This week I should probably be writing about the horrific massacres of Christians in Iraq, or the horrors of Gaza, or the big Independence debate. But instead I want to write about a 139 year old Christian conference in a beautiful country town – the Keswick Convention.
I have a confession to make. Several times I have been asked if I would consider going to Keswick during the 'convention' weeks for a holiday and to get some Bible teaching, praise and fellowship. Each time I said no. Its not because I have anything against either a holiday in the Lake District, or great Bible teaching, praise and fellowship. It's just that I didn't want to combine the two. As someone involved in ministry 48 weeks in the year, I quite like my holidays to be a complete break. But leaving those personal reasons aside there was another factor. What I would call the Keswick image.
I knew that Keswick had a honourable history and that it had produced some quite remarkable fruit (Amy Carmichael being called to the mission field, the Japan Evangelistic Band and the Faith Mission in Scotland being just a few examples). I knew that ever since John Stott in the 1960s it had experienced a sea change in its emphasis on the 'Higher Life' movement, and that the Bible teaching was probably the best you could get in the UK, if not the world. And yet there was the vague impression that somehow Keswick was a bit dated, the kind of convention that my parents and those representing a bygone era of British evangelicalism would be comfortable with. I knew it was good but I wondered if Keswick was a dying institution that would just gradually fade away in the midst of an increasingly secular society and confused Christianity. I was wrong.

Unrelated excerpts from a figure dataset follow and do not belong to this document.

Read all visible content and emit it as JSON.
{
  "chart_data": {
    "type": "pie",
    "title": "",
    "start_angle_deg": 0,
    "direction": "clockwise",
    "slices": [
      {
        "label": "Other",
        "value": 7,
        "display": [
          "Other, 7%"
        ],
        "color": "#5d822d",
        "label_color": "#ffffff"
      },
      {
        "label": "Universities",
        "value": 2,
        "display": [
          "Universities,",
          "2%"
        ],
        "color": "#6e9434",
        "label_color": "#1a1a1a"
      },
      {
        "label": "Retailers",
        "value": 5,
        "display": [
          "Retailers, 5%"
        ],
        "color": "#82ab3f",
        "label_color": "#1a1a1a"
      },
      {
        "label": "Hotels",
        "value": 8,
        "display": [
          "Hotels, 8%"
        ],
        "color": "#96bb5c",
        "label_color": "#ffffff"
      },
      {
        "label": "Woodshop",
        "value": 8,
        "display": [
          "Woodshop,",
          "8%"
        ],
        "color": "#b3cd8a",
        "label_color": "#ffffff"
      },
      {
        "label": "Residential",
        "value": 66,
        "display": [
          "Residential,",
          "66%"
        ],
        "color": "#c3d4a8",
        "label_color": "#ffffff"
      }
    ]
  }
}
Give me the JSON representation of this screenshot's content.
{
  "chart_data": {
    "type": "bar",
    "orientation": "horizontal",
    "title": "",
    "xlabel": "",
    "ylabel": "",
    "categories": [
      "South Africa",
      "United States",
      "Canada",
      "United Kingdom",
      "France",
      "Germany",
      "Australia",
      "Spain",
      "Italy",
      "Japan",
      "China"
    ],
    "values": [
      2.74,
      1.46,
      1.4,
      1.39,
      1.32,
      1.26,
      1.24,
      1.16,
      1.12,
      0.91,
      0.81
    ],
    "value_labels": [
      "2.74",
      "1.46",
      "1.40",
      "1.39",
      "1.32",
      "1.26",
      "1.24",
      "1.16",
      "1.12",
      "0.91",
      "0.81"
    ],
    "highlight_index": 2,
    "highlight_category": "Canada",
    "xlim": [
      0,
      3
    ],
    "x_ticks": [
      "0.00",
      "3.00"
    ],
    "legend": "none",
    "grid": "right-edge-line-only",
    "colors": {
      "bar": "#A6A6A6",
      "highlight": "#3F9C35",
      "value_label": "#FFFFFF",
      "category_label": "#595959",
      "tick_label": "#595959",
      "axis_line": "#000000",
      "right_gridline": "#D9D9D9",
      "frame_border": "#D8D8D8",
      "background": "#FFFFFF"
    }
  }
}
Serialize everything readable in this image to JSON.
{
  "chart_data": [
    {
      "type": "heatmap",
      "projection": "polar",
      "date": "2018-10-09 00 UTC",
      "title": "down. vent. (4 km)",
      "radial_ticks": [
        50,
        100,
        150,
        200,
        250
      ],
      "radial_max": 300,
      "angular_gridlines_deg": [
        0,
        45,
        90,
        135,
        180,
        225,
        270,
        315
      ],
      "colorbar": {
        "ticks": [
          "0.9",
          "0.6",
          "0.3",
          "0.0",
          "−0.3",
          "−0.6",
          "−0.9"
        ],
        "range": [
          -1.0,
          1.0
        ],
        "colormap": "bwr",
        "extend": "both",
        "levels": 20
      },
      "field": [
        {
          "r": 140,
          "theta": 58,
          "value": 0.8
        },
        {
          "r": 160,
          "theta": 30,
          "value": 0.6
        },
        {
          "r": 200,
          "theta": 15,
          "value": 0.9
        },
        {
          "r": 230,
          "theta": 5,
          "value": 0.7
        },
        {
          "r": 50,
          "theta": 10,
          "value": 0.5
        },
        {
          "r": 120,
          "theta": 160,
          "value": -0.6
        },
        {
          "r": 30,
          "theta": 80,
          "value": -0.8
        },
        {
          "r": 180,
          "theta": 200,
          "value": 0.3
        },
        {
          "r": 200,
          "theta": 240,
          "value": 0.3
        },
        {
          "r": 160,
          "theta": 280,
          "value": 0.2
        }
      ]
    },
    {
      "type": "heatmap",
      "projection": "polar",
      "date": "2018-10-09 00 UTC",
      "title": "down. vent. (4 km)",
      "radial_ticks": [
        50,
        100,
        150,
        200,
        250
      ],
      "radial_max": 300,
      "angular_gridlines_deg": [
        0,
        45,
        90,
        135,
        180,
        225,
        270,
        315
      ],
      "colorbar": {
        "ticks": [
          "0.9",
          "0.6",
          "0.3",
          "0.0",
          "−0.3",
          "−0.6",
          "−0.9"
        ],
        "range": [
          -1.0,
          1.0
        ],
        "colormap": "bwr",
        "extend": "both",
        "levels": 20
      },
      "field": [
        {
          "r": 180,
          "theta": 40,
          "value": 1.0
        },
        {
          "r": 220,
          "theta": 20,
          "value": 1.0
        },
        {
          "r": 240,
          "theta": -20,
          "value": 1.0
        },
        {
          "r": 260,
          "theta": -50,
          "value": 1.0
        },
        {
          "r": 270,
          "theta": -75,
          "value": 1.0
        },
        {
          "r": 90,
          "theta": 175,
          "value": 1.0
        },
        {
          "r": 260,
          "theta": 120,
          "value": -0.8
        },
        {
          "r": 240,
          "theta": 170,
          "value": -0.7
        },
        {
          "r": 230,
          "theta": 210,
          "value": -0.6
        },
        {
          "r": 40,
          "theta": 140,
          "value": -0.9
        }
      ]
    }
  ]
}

This year I went to Keswick for the first time. I was asked to give the Keswick lecture in the first week. I am not a 'name' (and don't want to be!) and as a Presbyterian minister from a relatively small church in Scotland, I genuinely did not feel worthy to follow the likes of Ravi Zacharias, but it was too good an opportunity to miss. So I ended my summer holiday by staying in Keswick for a few days, giving the lecture, attending some of the sessions and enjoying the beautiful scenery and hospitality. I came away with a very favourable impression and a conviction that Keswick could be a key part of the renewal and revitalisation of the British church.
1) Keswick is growing and developing. It is not dead or dying. In 2001 such was demand that it added a third week. Furthermore it is growing and developing, not by dumbing down, or seeking to compete with other 'weeks' but by doing what it does best. Quality praise, good youth and children's work and above all excellent Bible teaching.

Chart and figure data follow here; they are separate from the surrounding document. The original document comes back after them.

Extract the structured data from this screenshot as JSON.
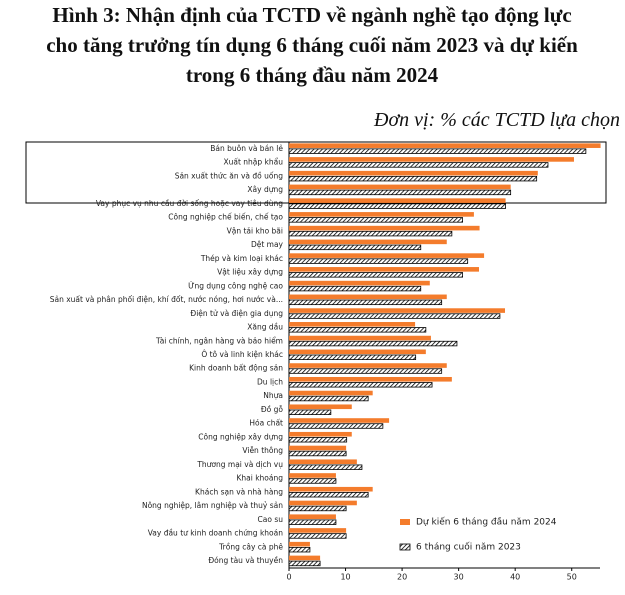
{
  "chart_data": {
    "type": "hbar",
    "title": [
      "Hình 3: Nhận định của TCTD về ngành nghề tạo động lực",
      "cho tăng trưởng tín dụng 6 tháng cuối năm 2023 và dự kiến",
      "trong 6 tháng đầu năm 2024"
    ],
    "subtitle": "Đơn vị: % các TCTD lựa chọn",
    "categories": [
      "Bán buôn và bán lẻ",
      "Xuất nhập khẩu",
      "Sản xuất thức ăn và đồ uống",
      "Xây dựng",
      "Vay phục vụ nhu cầu đời sống hoặc vay tiêu dùng",
      "Công nghiệp chế biến, chế tạo",
      "Vận tải kho bãi",
      "Dệt may",
      "Thép và kim loại khác",
      "Vật liệu xây dựng",
      "Ứng dụng công nghệ cao",
      "Sản xuất và phân phối điện, khí đốt, nước nóng, hơi nước và...",
      "Điện tử và điện gia dụng",
      "Xăng dầu",
      "Tài chính, ngân hàng và bảo hiểm",
      "Ô tô và linh kiện khác",
      "Kinh doanh bất động sản",
      "Du lịch",
      "Nhựa",
      "Đồ gỗ",
      "Hóa chất",
      "Công nghiệp xây dựng",
      "Viễn thông",
      "Thương mại và dịch vụ",
      "Khai khoáng",
      "Khách sạn và nhà hàng",
      "Nông nghiệp, lâm nghiệp và thuỷ sản",
      "Cao su",
      "Vay đầu tư kinh doanh chứng khoán",
      "Trồng cây cà phê",
      "Đóng tàu và thuyền"
    ],
    "series": [
      {
        "name": "Dự kiến 6 tháng đầu năm 2024",
        "color": "#f47c2c",
        "pattern": "solid",
        "values": [
          55.1,
          50.4,
          44,
          39.2,
          38.3,
          32.7,
          33.7,
          27.9,
          34.5,
          33.6,
          24.9,
          27.9,
          38.2,
          22.3,
          25.1,
          24.2,
          27.9,
          28.8,
          14.8,
          11.1,
          17.7,
          11.1,
          10.1,
          12,
          8.3,
          14.8,
          12,
          8.3,
          10.1,
          3.7,
          5.5
        ]
      },
      {
        "name": "6 tháng cuối năm 2023",
        "color": "#000000",
        "pattern": "hatch",
        "values": [
          52.5,
          45.8,
          43.8,
          39.2,
          38.3,
          30.7,
          28.8,
          23.3,
          31.6,
          30.7,
          23.3,
          27,
          37.3,
          24.2,
          29.7,
          22.4,
          27,
          25.3,
          14,
          7.4,
          16.6,
          10.2,
          10.1,
          12.9,
          8.3,
          14,
          10.1,
          8.3,
          10.1,
          3.7,
          5.5
        ]
      }
    ],
    "xlim": [
      0,
      55
    ],
    "xticks": [
      0,
      10,
      20,
      30,
      40,
      50
    ]
  }
}
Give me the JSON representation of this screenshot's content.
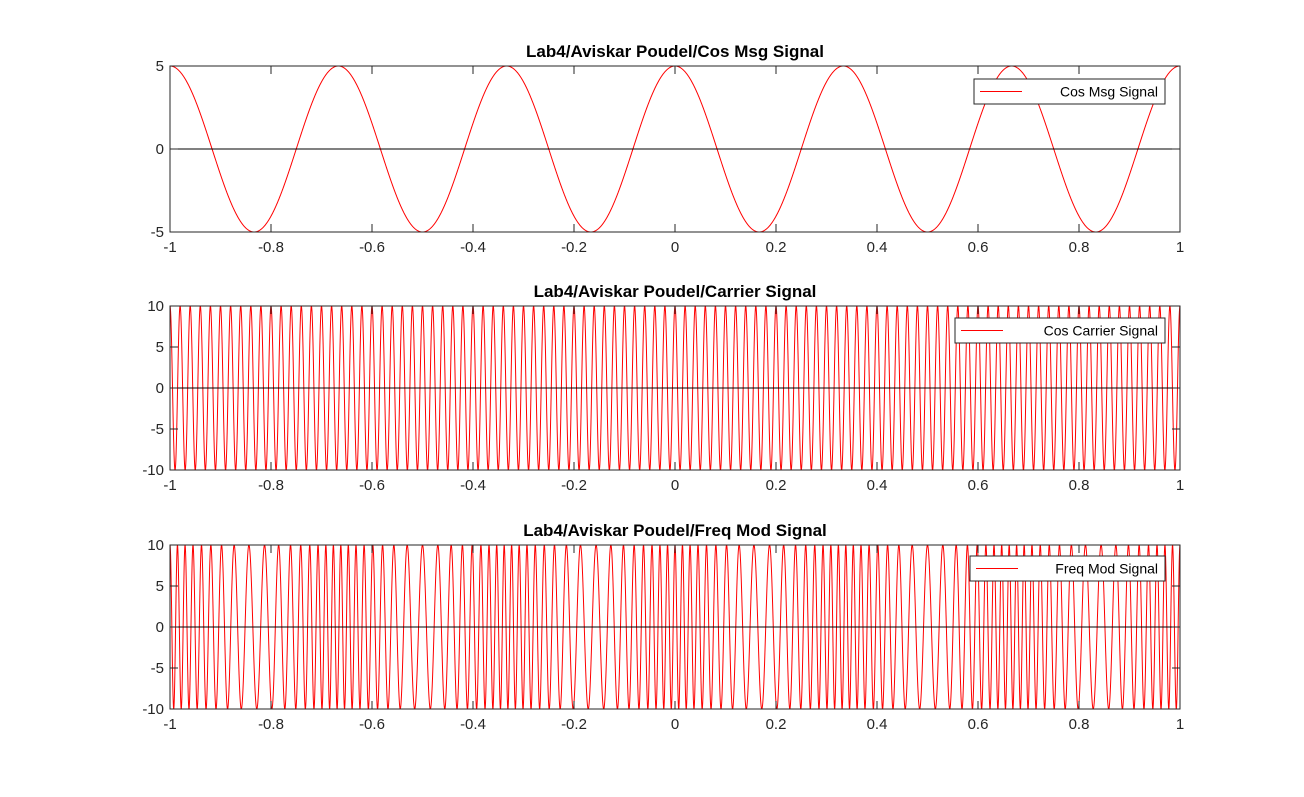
{
  "figure": {
    "background": "#ffffff",
    "axes_color": "#262626",
    "signal_color": "#ff0000",
    "zero_line_color": "#000000"
  },
  "chart_data": [
    {
      "type": "line",
      "title": "Lab4/Aviskar Poudel/Cos Msg Signal",
      "xlabel": "",
      "ylabel": "",
      "xlim": [
        -1,
        1
      ],
      "ylim": [
        -5,
        5
      ],
      "xticks": [
        -1,
        -0.8,
        -0.6,
        -0.4,
        -0.2,
        0,
        0.2,
        0.4,
        0.6,
        0.8,
        1
      ],
      "xtick_labels": [
        "-1",
        "-0.8",
        "-0.6",
        "-0.4",
        "-0.2",
        "0",
        "0.2",
        "0.4",
        "0.6",
        "0.8",
        "1"
      ],
      "yticks": [
        -5,
        0,
        5
      ],
      "ytick_labels": [
        "-5",
        "0",
        "5"
      ],
      "grid": false,
      "legend_position": "top-right",
      "zero_line": true,
      "series": [
        {
          "name": "Cos Msg Signal",
          "color": "#ff0000",
          "function": "cos",
          "amplitude": 5,
          "frequency_hz": 3,
          "x": [
            -1,
            -0.9167,
            -0.8333,
            -0.75,
            -0.6667,
            -0.5833,
            -0.5,
            -0.4167,
            -0.3333,
            -0.25,
            -0.1667,
            -0.0833,
            0,
            0.0833,
            0.1667,
            0.25,
            0.3333,
            0.4167,
            0.5,
            0.5833,
            0.6667,
            0.75,
            0.8333,
            0.9167,
            1
          ],
          "y": [
            5,
            0,
            -5,
            0,
            5,
            0,
            -5,
            0,
            5,
            0,
            -5,
            0,
            5,
            0,
            -5,
            0,
            5,
            0,
            -5,
            0,
            5,
            0,
            -5,
            0,
            5
          ]
        }
      ]
    },
    {
      "type": "line",
      "title": "Lab4/Aviskar Poudel/Carrier Signal",
      "xlabel": "",
      "ylabel": "",
      "xlim": [
        -1,
        1
      ],
      "ylim": [
        -10,
        10
      ],
      "xticks": [
        -1,
        -0.8,
        -0.6,
        -0.4,
        -0.2,
        0,
        0.2,
        0.4,
        0.6,
        0.8,
        1
      ],
      "xtick_labels": [
        "-1",
        "-0.8",
        "-0.6",
        "-0.4",
        "-0.2",
        "0",
        "0.2",
        "0.4",
        "0.6",
        "0.8",
        "1"
      ],
      "yticks": [
        -10,
        -5,
        0,
        5,
        10
      ],
      "ytick_labels": [
        "-10",
        "-5",
        "0",
        "5",
        "10"
      ],
      "grid": false,
      "legend_position": "top-right",
      "zero_line": true,
      "series": [
        {
          "name": "Cos Carrier Signal",
          "color": "#ff0000",
          "function": "cos",
          "amplitude": 10,
          "frequency_hz": 50
        }
      ]
    },
    {
      "type": "line",
      "title": "Lab4/Aviskar Poudel/Freq Mod Signal",
      "xlabel": "",
      "ylabel": "",
      "xlim": [
        -1,
        1
      ],
      "ylim": [
        -10,
        10
      ],
      "xticks": [
        -1,
        -0.8,
        -0.6,
        -0.4,
        -0.2,
        0,
        0.2,
        0.4,
        0.6,
        0.8,
        1
      ],
      "xtick_labels": [
        "-1",
        "-0.8",
        "-0.6",
        "-0.4",
        "-0.2",
        "0",
        "0.2",
        "0.4",
        "0.6",
        "0.8",
        "1"
      ],
      "yticks": [
        -10,
        -5,
        0,
        5,
        10
      ],
      "ytick_labels": [
        "-10",
        "-5",
        "0",
        "5",
        "10"
      ],
      "grid": false,
      "legend_position": "top-right",
      "zero_line": true,
      "series": [
        {
          "name": "Freq Mod Signal",
          "color": "#ff0000",
          "function": "fm_cos",
          "amplitude": 10,
          "carrier_frequency_hz": 50,
          "message_frequency_hz": 3,
          "message_amplitude": 5,
          "modulation_sensitivity": 6
        }
      ]
    }
  ]
}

2) Keswick is radical. It's free! You pay for your own accommodation and food but the actual convention is free and non-ticketed. This works in many different ways. Not least it means that people feel freer to pick and choose particular events. Most will try to go to the morning Bible readings and the evening celebrations but there is sufficient variety to allow a diverse approach for individuals and families. I was somewhat stunned to find several hundred people coming to a Bible talk I gave on Job at 3pm on a glorious sunny afternoon. I told them they were mad coming to listen to me talk about the beauty of God's creation when they could be out experiencing it!
3) Keswick is much more varied than many suppose. It really is about being 'One in Christ Jesus'. Admittedly the week I was there, there was a predominance of grey hairs and those of a more 'mature' disposition, but that was partly because the English school holidays had not started. Keswick has however clearly realised the need to reach out to a younger demographic and a more varied constituency and they seem to be succeeding. It is a more diverse group than many of the Christian conferences I have been to. There has been considerable development over the past years, but this will have to continue. Just as a reformed church is always reforming, so a renewal movement must always be renewing.

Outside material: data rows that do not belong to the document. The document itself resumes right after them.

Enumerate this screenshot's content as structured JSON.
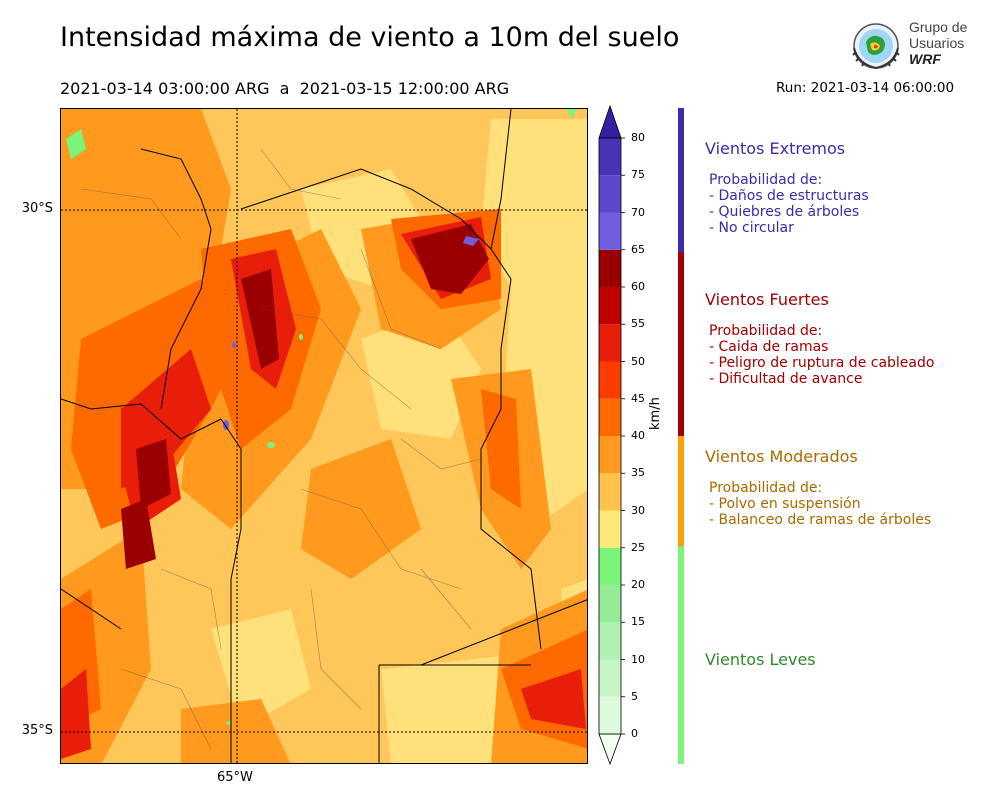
{
  "header": {
    "title": "Intensidad máxima de viento a 10m del suelo",
    "period": "2021-03-14 03:00:00 ARG  a  2021-03-15 12:00:00 ARG",
    "run": "Run: 2021-03-14 06:00:00"
  },
  "logo": {
    "line1": "Grupo de",
    "line2": "Usuarios",
    "line3": "WRF"
  },
  "map": {
    "lat_labels": [
      "30°S",
      "35°S"
    ],
    "lon_labels": [
      "65°W"
    ],
    "colors": {
      "background": "#ffc65a",
      "low": "#ffe07a",
      "orange": "#ff9a1e",
      "dark_orange": "#ff6a00",
      "red": "#e81e0a",
      "dark_red": "#c00000",
      "darkest_red": "#9a0000",
      "purple": "#6f5ee0",
      "green": "#7af57a"
    }
  },
  "colorbar": {
    "unit": "km/h",
    "ticks": [
      "0",
      "5",
      "10",
      "15",
      "20",
      "25",
      "30",
      "35",
      "40",
      "45",
      "50",
      "55",
      "60",
      "65",
      "70",
      "75",
      "80"
    ],
    "colors": [
      "#f0fff0",
      "#dcfadc",
      "#c8f5c8",
      "#b0f0b0",
      "#96eb96",
      "#7af57a",
      "#ffe87a",
      "#ffc24a",
      "#ff9a1e",
      "#ff6a00",
      "#ff3c00",
      "#e81e0a",
      "#c00000",
      "#9a0000",
      "#6f5ee0",
      "#5b48cc",
      "#4634b6",
      "#3420a0"
    ]
  },
  "categories": [
    {
      "title": "Vientos Extremos",
      "color": "#3d2aa8",
      "strip": "#3d2aa8",
      "desc": [
        "Probabilidad de:",
        "- Daños de estructuras",
        "- Quiebres de árboles",
        "- No circular"
      ]
    },
    {
      "title": "Vientos Fuertes",
      "color": "#a00000",
      "strip": "#a00000",
      "desc": [
        "Probabilidad de:",
        "- Caida de ramas",
        "- Peligro de ruptura de cableado",
        "- Dificultad de avance"
      ]
    },
    {
      "title": "Vientos Moderados",
      "color": "#a86a00",
      "strip": "#ff9f00",
      "desc": [
        "Probabilidad de:",
        "- Polvo en suspensión",
        "- Balanceo de ramas de árboles"
      ]
    },
    {
      "title": "Vientos Leves",
      "color": "#2e8a2e",
      "strip": "#7af57a",
      "desc": []
    }
  ]
}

In that sense one of the most significant developments was the decision of the Keswick Council in 2013 to create a new post of Chief Executive Officer, who would have the responsibility for developing Keswick ministries throughout the world. In May of this year Jonathan Lamb took up the post. He is a key person for what could become a far more significant movement that many suspect. He is not there to maintain the traditions of an institution that is long past its sell by date. He is there to ensure that what goes on in Keswick each summer is something that lasts all year and is spread worldwide.
And that is why Keswick is so important. What do the situations in Iraq, Gaza, Nigeria, Ukraine, England, Ireland, Wales and Scotland need most? The Gospel of Christ, the presence of his church and Spirit and those good old-fashioned words – salvation and holiness. Keswick is developing by playing to its strengths – unity around Christ, his Word and Spirit. So next year if you are thinking of going to Keswick, don't think of it primarily as a holiday, but rather as a holy week, where in God's grace you will receive renewal, stimulation and fellowship with the Triune God and His people, which will permeate way beyond your own personal life and circumstances. "Then those who feared the Lord talked with each other, and the Lord listened and heard" (Malachi 3:16(a). As we 'convene' together may it be that the Lord will listen and hear, and pour out His Spirit on our dry and weary land.